What went wrong with the Texans? Will you find out or not?

What went wrong?

The question isn’t a reference to any large public safety failure like the West, Texas, explosion or the Boston Marathon terrorist bombing. No, that is the query I ponder with a few minutes to spare before work about something not nearly as serious. That is, if one doesn’t consider the future season of a favorite NFL team as a serious matter. I suppose that considering all the threats to safety in the immediate future and that down the road in this world that would be a no. How the Houston Texans do in the 2014-15 season isn’t all that heavy. But certainly to those who make hundreds of thousands of bucks in the pro football world, it probably means quite a lot. Not that they’d be reading this.

So, my argument is important to a select group of people — the fans and worker bees of the NFL world’s Houston team.

The Texans, as I don’t need reminding, went a miserable 2-14 last season. It is actually a real mystery to many in the football world as how a potential Super Bowl team for this season ended up at the bottom of the heap. This is to differentiate between Houston and this year’s Kansas City Chiefs who went worst to first, at least in regular season, under the tutelage of besieged former Philadelphia Eagles Coach Andy Reid.

What went wrong with the Texans could be witnessed each week in their last 14 dreadful games, many of which were lost within a single score. QB Matt Schaub would throw confounding pick sixes. Backup QB Case Keenum, fresh out of the University of Houston, looked promising as Schaub was benched later in the season by now fired Coach Gary Kubiak. Unfortunately, Keenum looked as if he was off his game a number of times, appearing to aim his passes toward the fans.

A frequent problem, as in years past, the Texans couldn’t buy their way into a red zone touchdown. Plus, the team would often settle for field goals when they should have found a way across the goal line.

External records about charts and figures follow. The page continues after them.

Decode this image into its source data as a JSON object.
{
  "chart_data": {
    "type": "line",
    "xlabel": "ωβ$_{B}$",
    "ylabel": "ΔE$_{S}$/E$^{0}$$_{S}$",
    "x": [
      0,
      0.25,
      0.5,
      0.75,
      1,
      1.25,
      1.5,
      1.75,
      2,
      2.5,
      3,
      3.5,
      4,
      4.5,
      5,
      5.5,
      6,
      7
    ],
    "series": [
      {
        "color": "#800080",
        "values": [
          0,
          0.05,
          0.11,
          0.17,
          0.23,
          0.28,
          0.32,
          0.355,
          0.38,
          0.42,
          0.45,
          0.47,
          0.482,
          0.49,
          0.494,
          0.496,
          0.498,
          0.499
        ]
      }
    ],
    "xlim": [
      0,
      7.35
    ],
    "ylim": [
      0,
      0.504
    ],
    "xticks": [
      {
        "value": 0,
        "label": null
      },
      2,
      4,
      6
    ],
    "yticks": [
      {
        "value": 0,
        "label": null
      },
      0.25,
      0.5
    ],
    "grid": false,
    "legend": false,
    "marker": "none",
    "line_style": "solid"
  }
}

Dynamic duo running backs Arian Foster and Ben Tate left their respective seasons early with injuries. Backup back David Johnson provided promising looks, although his turning those into touchdowns was left lacking.

An October surprised the Texans with the loss of star linebacker Brian Cushing, the victim of an knee injury a year after a season-ending ACL tear.

Oh, and kicker Randy Bullock had a barely-passing season with kicks that would have been good had they been made inside the uprights.

Some stars still had above-average years, speaking of receiver Andre Johnson and J.J. Watt. Sad to say, this isn’t baseball where individual contributions often trump team effort.

Adding to these breakdowns in the Texans game plans was a season in which Kubiak suffered a mini-stroke and in which defensive coordinator’s Wade Phillips’ stint as interim head unfortunately did not change the Houston team’s fortunes. Phillips also lost his father, legendary Oilers and Saints head coach Bum Phillips. Both of these seemed to cap a terrible season rather than providing a cause. Like many other fans — that’s what I am — I was  sad to see these two great guys go.

So what for the next season? New head Bill O’Brien brought success to Penn State’s dark times in the wake of the Jerry Sandusky scandal. But can he brighten the Houston Texans’ future? And will a No. 1 draft pick bring life to the team with the possibilities of NCAA QB prospects Johnny Football, Terry Bridgewater or defensive end Jadeveon Clowney? Or will the Texans go for a known NFL entity?